On Detroit Public Schools, the majority leader said the first hurdle the policy has to get over is finding sponsors from the other side of the aisle, “folks that actually represent that geographic area,” Mr. Meekhof said.

“Not that they’re reluctant, it’s just this is difficult stuff. You’re talking about peoples’ kids” he continued. “Sen. Hansen has done a terrific job walking through this, trying to find a spot to get it introduced. … The (number one) item to me is performance for those kids – how do we get in front of them performance improvement, that they want to improve, that qualifies them to get those cool jobs in Detroit that continues to attract and build Detroit?”

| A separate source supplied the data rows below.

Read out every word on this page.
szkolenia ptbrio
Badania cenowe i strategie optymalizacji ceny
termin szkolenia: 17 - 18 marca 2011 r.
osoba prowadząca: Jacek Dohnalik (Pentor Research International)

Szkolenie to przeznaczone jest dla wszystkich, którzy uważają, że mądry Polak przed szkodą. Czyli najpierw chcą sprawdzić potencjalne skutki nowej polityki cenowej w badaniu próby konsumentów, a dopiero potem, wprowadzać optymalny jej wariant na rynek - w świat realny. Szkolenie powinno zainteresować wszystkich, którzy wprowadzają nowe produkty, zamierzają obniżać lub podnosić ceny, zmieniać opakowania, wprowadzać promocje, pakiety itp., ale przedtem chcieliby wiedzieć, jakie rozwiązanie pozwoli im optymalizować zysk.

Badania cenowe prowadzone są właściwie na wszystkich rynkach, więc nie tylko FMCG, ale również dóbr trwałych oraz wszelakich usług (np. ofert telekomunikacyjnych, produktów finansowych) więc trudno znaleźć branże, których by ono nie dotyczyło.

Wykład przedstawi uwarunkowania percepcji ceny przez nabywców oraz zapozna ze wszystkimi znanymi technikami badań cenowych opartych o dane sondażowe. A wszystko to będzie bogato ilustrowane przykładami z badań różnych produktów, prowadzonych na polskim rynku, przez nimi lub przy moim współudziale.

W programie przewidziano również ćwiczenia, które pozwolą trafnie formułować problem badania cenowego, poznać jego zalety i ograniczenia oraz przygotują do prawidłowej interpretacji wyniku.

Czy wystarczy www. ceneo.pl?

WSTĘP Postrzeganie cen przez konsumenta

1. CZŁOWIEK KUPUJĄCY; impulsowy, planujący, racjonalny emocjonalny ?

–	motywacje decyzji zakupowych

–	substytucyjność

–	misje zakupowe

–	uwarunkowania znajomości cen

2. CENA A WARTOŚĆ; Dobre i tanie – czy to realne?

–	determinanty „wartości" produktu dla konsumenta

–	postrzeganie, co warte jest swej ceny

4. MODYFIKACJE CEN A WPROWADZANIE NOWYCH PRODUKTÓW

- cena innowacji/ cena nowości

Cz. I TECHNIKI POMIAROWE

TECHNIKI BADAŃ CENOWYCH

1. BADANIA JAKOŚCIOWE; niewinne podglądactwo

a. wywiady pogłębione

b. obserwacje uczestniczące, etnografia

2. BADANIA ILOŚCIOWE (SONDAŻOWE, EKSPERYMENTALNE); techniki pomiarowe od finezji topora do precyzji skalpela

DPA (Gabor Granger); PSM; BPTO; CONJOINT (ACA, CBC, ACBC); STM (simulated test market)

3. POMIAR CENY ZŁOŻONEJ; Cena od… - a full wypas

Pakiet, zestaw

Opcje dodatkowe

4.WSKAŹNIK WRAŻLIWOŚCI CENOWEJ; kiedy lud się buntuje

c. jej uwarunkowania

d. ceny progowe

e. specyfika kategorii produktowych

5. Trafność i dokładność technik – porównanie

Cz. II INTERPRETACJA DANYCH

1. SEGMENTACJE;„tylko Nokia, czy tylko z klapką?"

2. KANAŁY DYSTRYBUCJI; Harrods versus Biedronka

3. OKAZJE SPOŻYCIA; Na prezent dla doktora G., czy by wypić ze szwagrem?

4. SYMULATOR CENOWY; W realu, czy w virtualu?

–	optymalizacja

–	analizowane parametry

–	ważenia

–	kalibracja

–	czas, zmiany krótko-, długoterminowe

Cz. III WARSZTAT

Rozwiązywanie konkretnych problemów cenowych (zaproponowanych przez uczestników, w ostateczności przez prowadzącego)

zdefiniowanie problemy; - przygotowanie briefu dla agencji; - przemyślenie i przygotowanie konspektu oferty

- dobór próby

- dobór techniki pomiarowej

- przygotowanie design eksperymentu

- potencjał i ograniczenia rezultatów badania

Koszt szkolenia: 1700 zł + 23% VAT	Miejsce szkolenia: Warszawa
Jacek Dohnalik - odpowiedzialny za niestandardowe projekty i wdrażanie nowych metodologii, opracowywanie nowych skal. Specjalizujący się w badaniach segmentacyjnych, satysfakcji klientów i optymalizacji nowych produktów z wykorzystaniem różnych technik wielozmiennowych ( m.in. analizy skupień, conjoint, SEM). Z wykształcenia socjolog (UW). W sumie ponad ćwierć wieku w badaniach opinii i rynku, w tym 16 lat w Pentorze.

Mr. Meekhof said part of the discussion between Senate Democrats and Mr. Hansen, among others involved in the issue, is the question of the governance structure. Democrats have been adamant that they want to try to return power to school boards and locally elected officials who are closest to the situation in the city.

MORE ON ROAD FUNDING: When the Senate finished its work on a road funding solution for the state, Mr. Meekhof indicated that there would likely be more to come yet on the issue in 2016.

“There’s a small group that had a few ideas that didn’t make it into the package that they still want to work on,” he said. “What I hope doesn’t happen is there’s something critical that happens, a bridge fails and we have to re-allocate or do something differently.” But he said he has confidence in the Department of Transportation to know and be held accountable to accomplishing the most critical things first.

GUBERNATORIAL RUN: As most candidates currently holding office with time to spare would say, Mr. Meekhof said in response to a question about his interest in running for governor in 2018 that he is “very happy” in his current role as majority leader.

“I’ve said, if I do this job well, I have plenty of opportunities. And that’s not why I’m doing this job. I think every one of my colleagues would agree – in the normal course of business, they probably made more money. Nobody cared what they did on the weekend. And people didn’t demand you be at every parade and everything like that when you weren’t an elected position.

“The burden of leadership is great, but it’s also an opportunity to shape Michigan for the future,” Mr. Meekhof said. “For most of my colleagues that are my age, a lot of those opportunities may not exist like they do for our kids and grand kids, and we try to make it better for their opportunities.”